When Open AI, the company behind Chat GPT, made public its new open model a month ago, Duolingo shares fell almost 4%. Interestingly, the online language teaching company has been implementing artificial intelligence in its business for some time and, in fact, uses technology developed by Open AI. Why this reaction, then? Because, among other features, the new GPT Chat offers instant translation. The reflection of the very sensitive markets was the following: why would someone spend their money on a language learning application if there is another that makes that effort unnecessary.
Although exaggerated, and momentary, (Duolingo is down 8% this year, but the majority of analysts recommend its purchase), the reaction of investors shows that the markets are not only attentive to Nvidia, Alphabet or Meta, but that they have an eye based on who can be left behind in the frenetic race of AI. And the education sector is at the center of its concerns: just over a year ago, the educational platform Chegg, whose business model is based on paid subscriptions, recognized that Chat GPT was a threat to its help services for doing things. homework at home. It dropped 50% of its value in a single day—the biggest drop in its history—and spread pessimism to other educational values around the world, such as the British publisher Pearson, which recorded its biggest cut in six years, or the Chinese Yuhua Education (-16%) or Wisdom Education (-7.2%).
As with Duolingo, the case of Chegg responds to market logic: why invest in a paid platform focused on preparing homework and essays when there is a tool that monopolizes them all and is also free? These are doubts that extend to the entire online educational business, and that, with each new presentation of Chat GPT – with videos of children learning with their parents and a screen that speaks directly to them like a human – they increase. Chegg has fallen more than 65% so far this year on the stock market, and Duolingo is 21.8% below the historical highs it set at the beginning of May.
Distance education models thus join what is probably the sector most highlighted by the threat of AI: call-centers.
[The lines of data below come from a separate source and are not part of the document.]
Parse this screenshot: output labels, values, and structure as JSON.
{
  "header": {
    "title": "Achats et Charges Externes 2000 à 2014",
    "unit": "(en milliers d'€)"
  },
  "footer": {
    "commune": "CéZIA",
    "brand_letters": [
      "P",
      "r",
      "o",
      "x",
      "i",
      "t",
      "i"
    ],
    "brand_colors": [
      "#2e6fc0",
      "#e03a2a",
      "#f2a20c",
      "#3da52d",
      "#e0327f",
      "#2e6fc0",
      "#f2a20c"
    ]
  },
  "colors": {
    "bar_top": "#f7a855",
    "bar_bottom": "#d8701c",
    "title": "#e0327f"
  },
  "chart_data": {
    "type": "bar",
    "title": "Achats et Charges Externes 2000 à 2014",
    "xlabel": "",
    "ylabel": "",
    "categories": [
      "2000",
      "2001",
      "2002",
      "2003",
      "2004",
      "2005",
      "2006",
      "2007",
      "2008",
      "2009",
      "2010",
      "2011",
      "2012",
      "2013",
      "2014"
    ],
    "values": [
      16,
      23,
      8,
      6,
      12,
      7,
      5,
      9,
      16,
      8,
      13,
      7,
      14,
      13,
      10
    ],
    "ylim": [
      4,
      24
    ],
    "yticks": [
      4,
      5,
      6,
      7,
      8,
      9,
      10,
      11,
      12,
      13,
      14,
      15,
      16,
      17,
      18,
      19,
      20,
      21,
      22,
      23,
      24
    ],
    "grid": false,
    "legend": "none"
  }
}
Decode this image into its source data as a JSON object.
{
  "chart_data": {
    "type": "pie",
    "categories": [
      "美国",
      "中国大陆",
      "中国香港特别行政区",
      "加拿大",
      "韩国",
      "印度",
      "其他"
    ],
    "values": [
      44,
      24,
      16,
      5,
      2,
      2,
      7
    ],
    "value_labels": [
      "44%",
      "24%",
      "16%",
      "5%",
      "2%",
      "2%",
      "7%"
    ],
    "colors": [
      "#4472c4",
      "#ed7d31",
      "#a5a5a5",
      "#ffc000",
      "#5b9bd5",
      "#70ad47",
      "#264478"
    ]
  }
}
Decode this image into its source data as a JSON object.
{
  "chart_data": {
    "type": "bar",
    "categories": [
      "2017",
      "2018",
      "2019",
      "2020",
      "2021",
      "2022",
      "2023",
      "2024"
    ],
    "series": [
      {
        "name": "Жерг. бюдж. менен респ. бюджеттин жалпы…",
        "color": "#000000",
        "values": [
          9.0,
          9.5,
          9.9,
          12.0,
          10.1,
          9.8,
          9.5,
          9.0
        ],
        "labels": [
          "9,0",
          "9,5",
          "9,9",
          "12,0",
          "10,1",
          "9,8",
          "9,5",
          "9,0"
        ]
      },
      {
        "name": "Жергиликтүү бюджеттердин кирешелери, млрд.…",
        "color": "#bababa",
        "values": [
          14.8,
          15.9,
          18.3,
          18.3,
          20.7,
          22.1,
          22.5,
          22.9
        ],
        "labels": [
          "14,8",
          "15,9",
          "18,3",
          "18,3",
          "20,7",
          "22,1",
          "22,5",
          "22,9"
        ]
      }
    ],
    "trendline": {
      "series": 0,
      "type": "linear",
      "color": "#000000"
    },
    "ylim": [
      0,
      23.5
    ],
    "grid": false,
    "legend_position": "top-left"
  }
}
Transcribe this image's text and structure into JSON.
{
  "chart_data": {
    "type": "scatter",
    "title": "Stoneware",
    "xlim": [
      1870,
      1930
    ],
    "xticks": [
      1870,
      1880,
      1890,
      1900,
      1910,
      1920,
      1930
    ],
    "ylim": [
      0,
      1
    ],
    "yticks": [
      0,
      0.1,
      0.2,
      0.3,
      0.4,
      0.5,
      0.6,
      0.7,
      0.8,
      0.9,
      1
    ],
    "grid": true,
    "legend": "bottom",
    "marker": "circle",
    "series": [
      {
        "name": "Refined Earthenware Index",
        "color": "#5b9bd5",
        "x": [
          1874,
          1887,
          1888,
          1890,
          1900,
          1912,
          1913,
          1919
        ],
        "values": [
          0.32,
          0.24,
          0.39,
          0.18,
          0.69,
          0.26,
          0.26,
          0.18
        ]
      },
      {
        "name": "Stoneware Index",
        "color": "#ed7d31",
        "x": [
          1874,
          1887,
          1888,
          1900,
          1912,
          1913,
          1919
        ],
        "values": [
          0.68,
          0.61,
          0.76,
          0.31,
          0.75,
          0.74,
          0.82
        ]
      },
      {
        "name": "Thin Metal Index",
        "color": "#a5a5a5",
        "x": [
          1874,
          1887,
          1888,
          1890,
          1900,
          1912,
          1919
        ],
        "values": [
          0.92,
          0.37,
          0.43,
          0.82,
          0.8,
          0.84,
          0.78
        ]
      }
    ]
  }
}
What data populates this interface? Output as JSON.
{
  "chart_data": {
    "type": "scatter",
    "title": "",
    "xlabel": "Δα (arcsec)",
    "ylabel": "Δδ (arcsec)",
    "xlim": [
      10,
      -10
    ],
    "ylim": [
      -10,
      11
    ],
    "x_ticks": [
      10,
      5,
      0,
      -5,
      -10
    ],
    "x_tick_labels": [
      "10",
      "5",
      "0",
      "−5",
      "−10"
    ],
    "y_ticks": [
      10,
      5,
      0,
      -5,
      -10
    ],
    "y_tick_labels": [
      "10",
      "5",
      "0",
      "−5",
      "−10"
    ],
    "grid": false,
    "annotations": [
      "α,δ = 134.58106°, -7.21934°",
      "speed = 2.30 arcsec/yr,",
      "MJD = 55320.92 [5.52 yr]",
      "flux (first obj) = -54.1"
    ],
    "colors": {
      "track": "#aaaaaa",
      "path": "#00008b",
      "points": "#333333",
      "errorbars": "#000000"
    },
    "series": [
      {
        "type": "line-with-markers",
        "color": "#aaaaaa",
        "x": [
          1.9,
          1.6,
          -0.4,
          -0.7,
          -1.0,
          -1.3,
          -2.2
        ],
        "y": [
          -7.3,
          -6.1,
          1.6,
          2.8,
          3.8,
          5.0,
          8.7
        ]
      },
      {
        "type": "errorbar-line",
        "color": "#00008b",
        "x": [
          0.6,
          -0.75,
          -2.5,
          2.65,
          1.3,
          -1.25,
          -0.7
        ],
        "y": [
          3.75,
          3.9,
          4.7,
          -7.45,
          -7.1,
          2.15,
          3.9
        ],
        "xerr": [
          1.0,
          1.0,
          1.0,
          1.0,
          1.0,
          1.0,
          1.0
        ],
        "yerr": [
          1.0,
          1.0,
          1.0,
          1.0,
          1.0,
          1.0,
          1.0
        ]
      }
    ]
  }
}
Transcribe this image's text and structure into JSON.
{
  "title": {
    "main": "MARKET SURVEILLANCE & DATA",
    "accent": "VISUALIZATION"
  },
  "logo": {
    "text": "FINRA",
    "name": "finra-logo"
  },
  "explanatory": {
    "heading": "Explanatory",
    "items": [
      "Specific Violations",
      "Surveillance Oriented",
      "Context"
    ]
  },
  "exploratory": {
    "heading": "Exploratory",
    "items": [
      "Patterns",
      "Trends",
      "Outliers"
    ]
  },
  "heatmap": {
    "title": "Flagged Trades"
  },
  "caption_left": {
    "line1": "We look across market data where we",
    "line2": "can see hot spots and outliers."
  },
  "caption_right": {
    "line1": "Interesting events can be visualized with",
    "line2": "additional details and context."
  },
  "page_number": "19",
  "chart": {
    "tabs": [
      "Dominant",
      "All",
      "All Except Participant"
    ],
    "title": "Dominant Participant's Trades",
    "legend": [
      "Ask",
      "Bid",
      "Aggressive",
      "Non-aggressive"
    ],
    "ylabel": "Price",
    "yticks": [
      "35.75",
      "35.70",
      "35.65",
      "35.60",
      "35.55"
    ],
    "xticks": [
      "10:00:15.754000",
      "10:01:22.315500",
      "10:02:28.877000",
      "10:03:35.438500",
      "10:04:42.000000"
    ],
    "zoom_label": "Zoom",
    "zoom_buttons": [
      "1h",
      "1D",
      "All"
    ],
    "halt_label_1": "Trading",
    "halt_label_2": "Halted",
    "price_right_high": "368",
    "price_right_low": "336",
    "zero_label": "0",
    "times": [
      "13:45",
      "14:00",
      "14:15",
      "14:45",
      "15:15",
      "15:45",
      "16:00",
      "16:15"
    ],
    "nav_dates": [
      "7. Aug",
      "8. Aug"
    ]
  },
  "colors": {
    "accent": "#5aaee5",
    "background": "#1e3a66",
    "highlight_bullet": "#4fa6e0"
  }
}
In February, the French firm Teleperformance sank 29% on the stock market one day after the Swedish technology company Klarna assured that its telecare service developed by OpenAI is equivalent to the work of 700 operators. Already last year, the company had warned that between 20% and 30% of its customer service calls will end up being automated in the next three years. In April of this year, the CEO of the Indian technology consultancy Tata warned that AI could put an end to these businesses, which are a driver of employment in the Asian country.
Adapt or die
The approach followed by the threatened ones responds to the classic axiom “if you can’t beat your enemy, join him.” Or, at least, adapt: Google is immersed in an investment fever to be able to rival Open AI, because, as several analysts point out, If search engines don’t adapt, they will be swallowed up for tools that respond to users’ doubts and searches. However, as Russ Mold, investment director of the British firm AJ Bell, pointed out to Bloomberg, companies whose income depends on those clicks have more to fear, because in a short time no one will have to click on a link to resolve a question. .
In the spotlight for the automated generation of videos and images, Adobe, a leader in web page, video and image editing software, announced two months ago that it is studying the integration of generative AI tools within its video program. Curiously, the publication of an image generated by artificial intelligence in May of last year, showing smoke coming out of a government building near the Pentagon, in the United States, caused the S&P 500 to collapse for a few moments. Duolingo itself has made staff cuts to replace them with automated models, and already integrates the GPT-4 developed by Open AI.
“AI spending plans are not welcomed unconditionally,” warns, however, Yves Bonzon, head of investment at the Swiss private bank Julius Baer. The scope of this new disruptive force, both positive and negative, remains to be seen, but the large economic players are already positioning themselves. The founder of Microsoft, Bill Gates, warned in a university talk, a little over a year ago, of the dimension of these modern times: “You will never again enter an Internet search engine. You will never enter Amazon again.”